The model is also useful to simulate the impact of the expansion of fixed-term contract regulation on new establishments of all firms. We find that the employment of all firms drops by 4.5 times more than in the reform restricted to large firms. However, large firms are less negatively impacted than when the reform targets them only because small firms lose a competitive advantage when they also must comply with the stringent regulation.

Another interest of the structural model is to provide insights on welfare. We find that the restrictions on fixed-term contract creation are detrimental to the welfare of unemployed workers because they will have fewer opportunities to find jobs. The drop in the welfare of unemployed workers reduces the outside option of all employees and consequently their welfare.
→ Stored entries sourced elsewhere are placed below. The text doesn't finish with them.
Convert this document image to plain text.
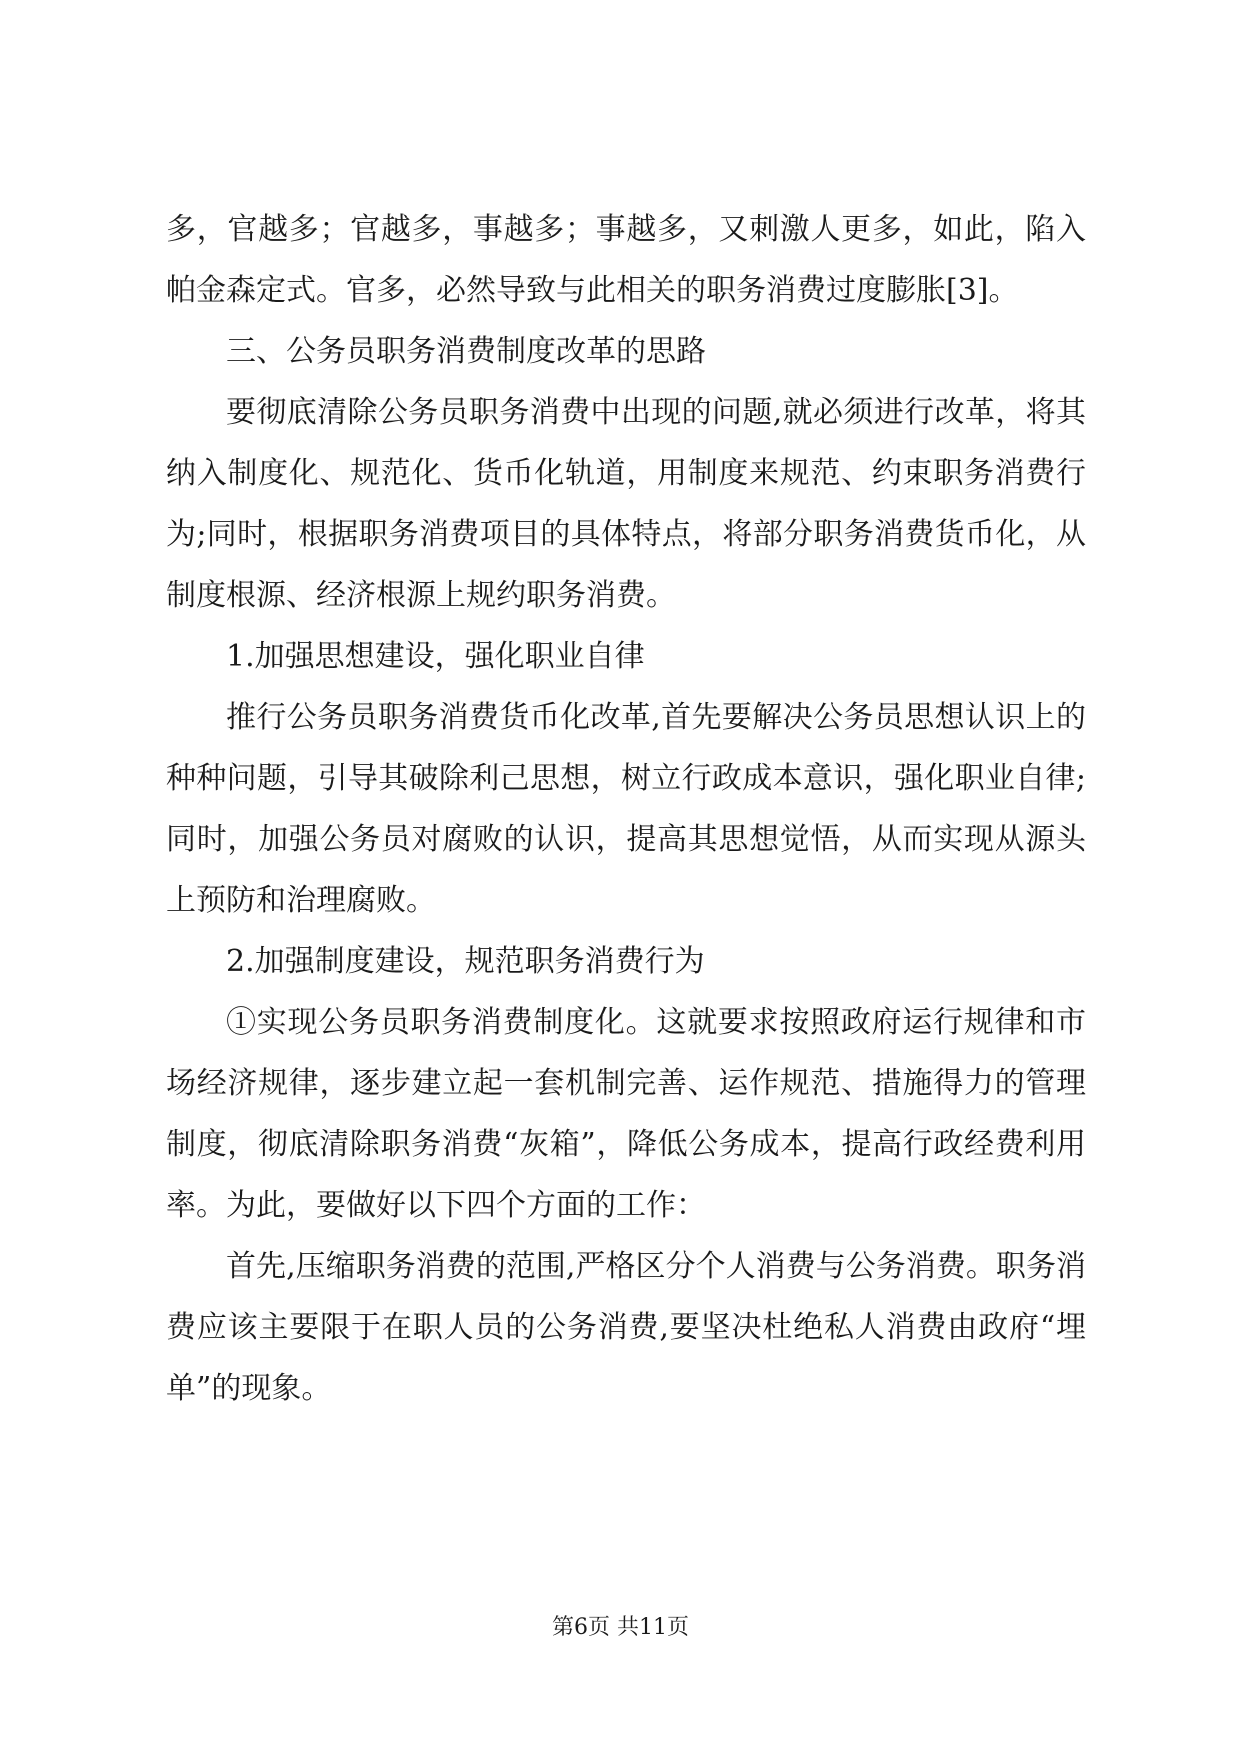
多，官越多；官越多，事越多；事越多，又刺激人更多，如此，陷入帕金森定式。官多，必然导致与此相关的职务消费过度膨胀[3]。

三、公务员职务消费制度改革的思路

要彻底清除公务员职务消费中出现的问题,就必须进行改革，将其纳入制度化、规范化、货币化轨道，用制度来规范、约束职务消费行为;同时，根据职务消费项目的具体特点，将部分职务消费货币化，从制度根源、经济根源上规约职务消费。

1.加强思想建设，强化职业自律

推行公务员职务消费货币化改革,首先要解决公务员思想认识上的种种问题，引导其破除利己思想，树立行政成本意识，强化职业自律;同时，加强公务员对腐败的认识，提高其思想觉悟，从而实现从源头上预防和治理腐败。

2.加强制度建设，规范职务消费行为

①实现公务员职务消费制度化。这就要求按照政府运行规律和市场经济规律，逐步建立起一套机制完善、运作规范、措施得力的管理制度，彻底清除职务消费“灰箱”，降低公务成本，提高行政经费利用率。为此，要做好以下四个方面的工作：

首先,压缩职务消费的范围,严格区分个人消费与公务消费。职务消费应该主要限于在职人员的公务消费,要坚决杜绝私人消费由政府“埋单”的现象。

第6页 共11页
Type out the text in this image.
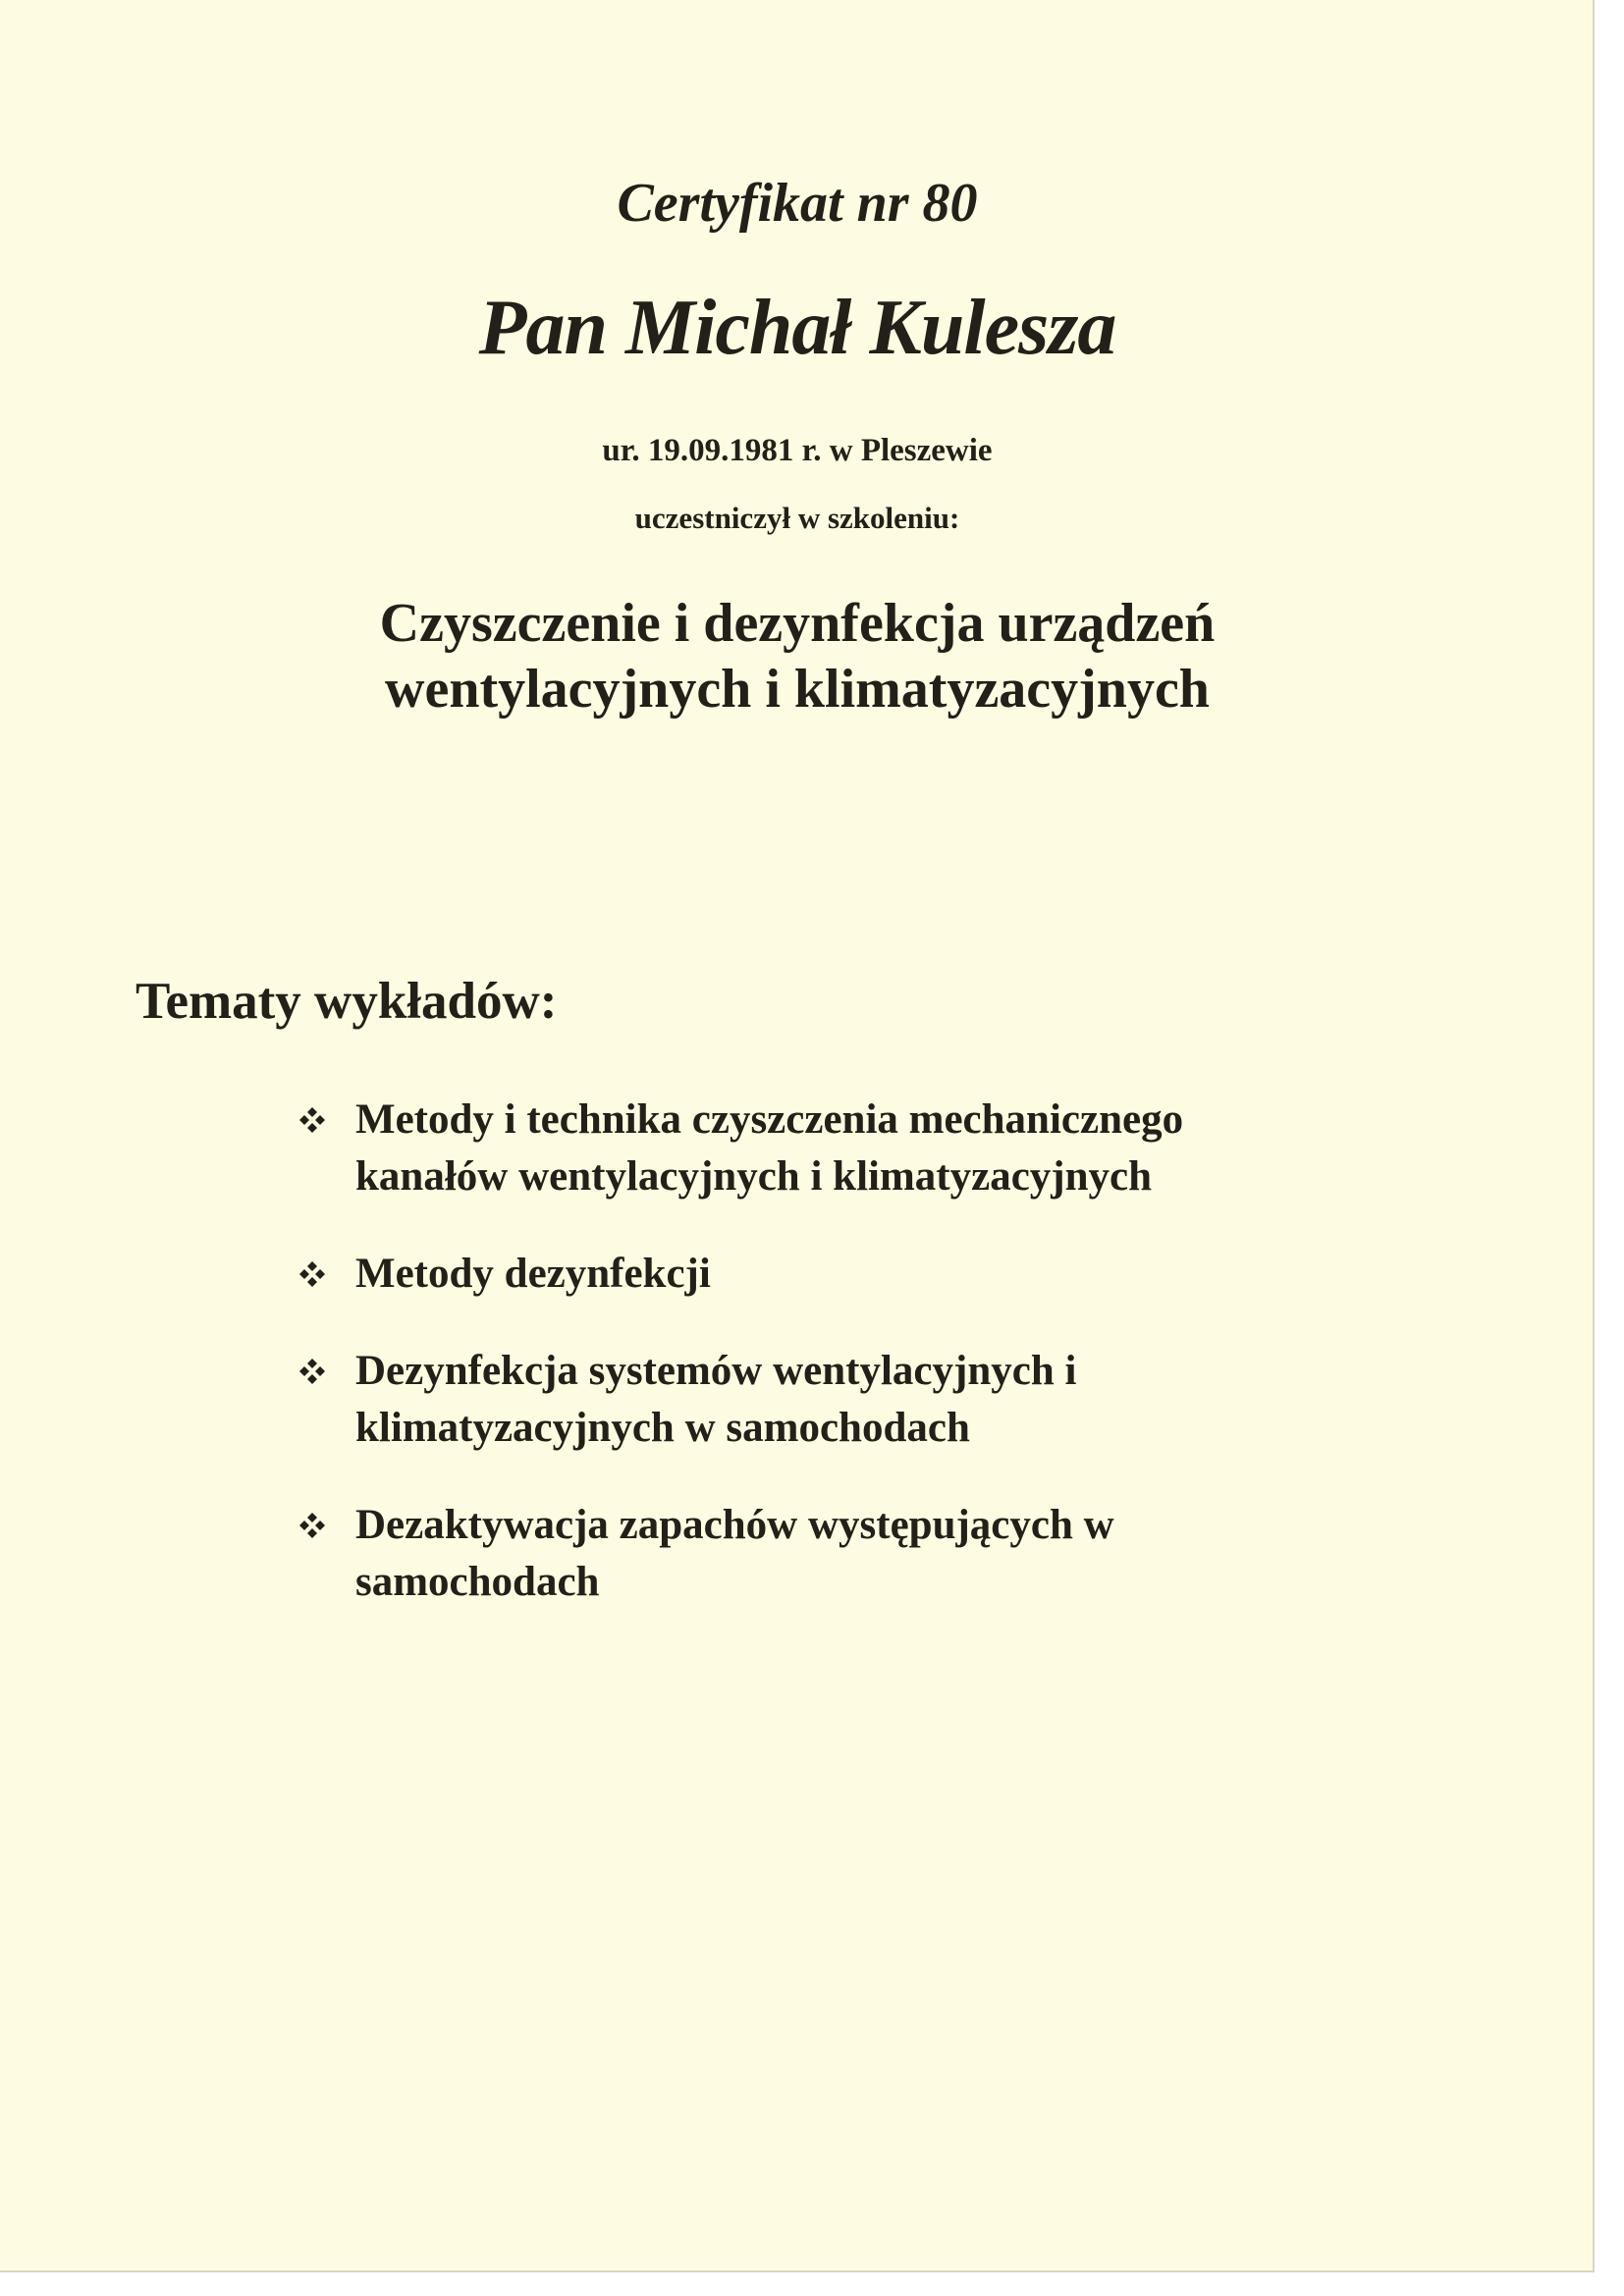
Certyfikat nr 80
Pan Michał Kulesza
ur. 19.09.1981 r. w Pleszewie
uczestniczył w szkoleniu:
Czyszczenie i dezynfekcja urządzeń
wentylacyjnych i klimatyzacyjnych
Tematy wykładów:
Metody i technika czyszczenia mechanicznego
kanałów wentylacyjnych i klimatyzacyjnych
Metody dezynfekcji
Dezynfekcja systemów wentylacyjnych i
klimatyzacyjnych w samochodach
Dezaktywacja zapachów występujących w
samochodach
We estimate that expanding the reform to all firms has a much bigger negative impact on the welfare of unemployed workers: their welfare drops by 5.4%, compared with when the reform applies to large firms only, in which their welfare drops by 0.7%. This finding indicates that flexibility at the margin – allowing firms to hire temporary workers – significantly improves labour market efficiency in our context.

References

Blanchard, O, and A Landier (2002), “The perverse effects of partial labour market reform: Fixed-term contracts in France”, Economic Journal 112(480): F214–F244.

Boeri, T (2011), “Institutional reforms and dualism in European labor markets”, in O Ashenfelter and D Card (eds.), Handbook of Labor Economics, Vol. 4B, Elsevier, chapter 13, pp. 1173–1236.

Cabrales, A, J Dolado and R Mora (2014), “Temporary contracts are bad for your cognitive health: Evidence from PIAAC”, VoxEU.org, 5 December.

Cahuc, P, and F Postel-Vinay (2002), “Temporary jobs, employment protection and labor market performance”, Labour Economics 9(1): 63–91.

Cahuc, P, P Carry, F Malherbet and P Martins (2022), “Employment effects of restricting fixed-term contracts: Theory and evidence”, CEPR Discussion Paper 16875.

Dolado, J, E Lalé and N Siassi (2016), “Replacing dual employment protection with a single labour contract”, VoxEU.org, 30 January.